Students will be able to:

  1. explain the difference between a population and a sample.
  2. discuss different methods of sampling and choose the best for an application.
  3. calculate point estimators of a population from sample data.
  4. determine if a point estimator is unbiased, efficient and consistent.
  5. construct interval estimates of a population mean for a large sample and a small sample.
  6. determine an appropriate sample size.
  7. develop null and alternative hypothesis for testing research hypothesis, testing validity of claims and testing decision making
      situations.
  8. describe Type I and Type II errors
  9. use test statistics for one and two-tailed test for large and small samples.
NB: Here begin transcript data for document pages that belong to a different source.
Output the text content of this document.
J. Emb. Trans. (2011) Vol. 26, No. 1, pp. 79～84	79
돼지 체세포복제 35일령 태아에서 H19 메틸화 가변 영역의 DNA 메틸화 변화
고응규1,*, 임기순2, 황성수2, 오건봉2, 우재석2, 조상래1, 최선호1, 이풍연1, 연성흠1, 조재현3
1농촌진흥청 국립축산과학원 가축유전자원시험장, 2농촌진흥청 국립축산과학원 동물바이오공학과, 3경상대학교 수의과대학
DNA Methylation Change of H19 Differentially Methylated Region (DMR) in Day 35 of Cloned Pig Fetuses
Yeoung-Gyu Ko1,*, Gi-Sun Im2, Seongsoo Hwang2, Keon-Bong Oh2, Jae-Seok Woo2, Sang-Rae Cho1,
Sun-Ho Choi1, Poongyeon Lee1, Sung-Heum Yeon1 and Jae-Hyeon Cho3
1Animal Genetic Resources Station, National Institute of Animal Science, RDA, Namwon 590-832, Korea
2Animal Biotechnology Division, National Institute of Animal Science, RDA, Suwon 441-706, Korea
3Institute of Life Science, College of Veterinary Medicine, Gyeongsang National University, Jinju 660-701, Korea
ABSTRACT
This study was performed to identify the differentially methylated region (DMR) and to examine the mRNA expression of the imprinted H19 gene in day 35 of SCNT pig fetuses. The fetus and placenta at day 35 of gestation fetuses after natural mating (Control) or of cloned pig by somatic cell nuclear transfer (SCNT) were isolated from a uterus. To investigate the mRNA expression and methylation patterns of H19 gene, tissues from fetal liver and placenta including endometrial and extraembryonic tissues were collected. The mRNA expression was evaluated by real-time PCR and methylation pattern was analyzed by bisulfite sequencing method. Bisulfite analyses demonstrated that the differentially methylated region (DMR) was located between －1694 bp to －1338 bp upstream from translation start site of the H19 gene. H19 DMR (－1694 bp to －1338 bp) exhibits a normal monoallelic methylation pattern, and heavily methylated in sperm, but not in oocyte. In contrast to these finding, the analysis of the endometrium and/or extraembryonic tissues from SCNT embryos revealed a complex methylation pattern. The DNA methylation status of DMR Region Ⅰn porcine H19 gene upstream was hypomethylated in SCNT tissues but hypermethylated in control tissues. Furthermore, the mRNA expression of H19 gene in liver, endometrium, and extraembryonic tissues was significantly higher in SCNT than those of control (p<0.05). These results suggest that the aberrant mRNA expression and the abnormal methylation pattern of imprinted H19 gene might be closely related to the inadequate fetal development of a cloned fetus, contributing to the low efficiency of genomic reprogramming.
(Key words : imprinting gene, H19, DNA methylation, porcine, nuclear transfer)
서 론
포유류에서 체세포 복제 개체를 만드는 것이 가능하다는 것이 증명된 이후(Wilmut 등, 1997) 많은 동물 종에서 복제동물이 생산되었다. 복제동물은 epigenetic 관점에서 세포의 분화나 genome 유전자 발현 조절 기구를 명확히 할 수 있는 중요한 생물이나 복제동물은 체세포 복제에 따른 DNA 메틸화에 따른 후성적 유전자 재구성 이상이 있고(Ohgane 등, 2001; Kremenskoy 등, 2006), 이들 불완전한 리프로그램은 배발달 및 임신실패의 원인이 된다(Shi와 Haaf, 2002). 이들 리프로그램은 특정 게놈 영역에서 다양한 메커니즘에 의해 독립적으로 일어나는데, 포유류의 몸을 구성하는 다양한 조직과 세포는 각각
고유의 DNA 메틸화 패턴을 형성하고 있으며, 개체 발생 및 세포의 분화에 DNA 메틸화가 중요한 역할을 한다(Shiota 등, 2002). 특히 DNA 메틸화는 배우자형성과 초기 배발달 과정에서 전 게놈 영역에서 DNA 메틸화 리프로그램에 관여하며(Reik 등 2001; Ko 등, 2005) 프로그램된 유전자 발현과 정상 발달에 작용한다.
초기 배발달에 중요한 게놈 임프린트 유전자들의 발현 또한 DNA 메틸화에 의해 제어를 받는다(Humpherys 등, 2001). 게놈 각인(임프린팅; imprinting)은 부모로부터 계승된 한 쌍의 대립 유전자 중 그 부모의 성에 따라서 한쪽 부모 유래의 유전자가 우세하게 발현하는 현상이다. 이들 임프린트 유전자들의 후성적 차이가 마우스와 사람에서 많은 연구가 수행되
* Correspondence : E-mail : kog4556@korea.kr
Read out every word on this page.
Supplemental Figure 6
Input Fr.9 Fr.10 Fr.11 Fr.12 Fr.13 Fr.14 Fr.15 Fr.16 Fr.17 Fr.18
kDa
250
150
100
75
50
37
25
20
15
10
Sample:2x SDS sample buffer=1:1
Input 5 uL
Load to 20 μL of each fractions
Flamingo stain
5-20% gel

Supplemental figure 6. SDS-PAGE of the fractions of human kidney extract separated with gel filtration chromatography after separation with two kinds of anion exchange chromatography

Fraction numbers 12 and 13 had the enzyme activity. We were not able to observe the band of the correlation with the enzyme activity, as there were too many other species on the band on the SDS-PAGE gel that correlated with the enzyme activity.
10. perform one and two-tailed test for large and small samples using p-values.
11. make estimates of the difference between means for two populations.
12. perform hypothesis test about the difference between means of two populations
13. identify independent samples, dependent samples, and matched samples.
14. make inferences about the variance of a population.
15. describe goodness of fit test and test of independence using appropriate statistical distributions.
16. read an ANOVA table and use analysis of variance test statistics to test Between-treatment and Within-treatment variances.
17. discuss experimental design and describe randomized designs and block designs.
18. use linear regression to recognize trends and make forecasts.
19. determine when to add or delete variables in model building.
20. apply trend, cyclical, seasonal, and irregular components.
21. apply smoothing methods in forecasting problems.
22. recognize and make adjustments for trends and seasonal differences.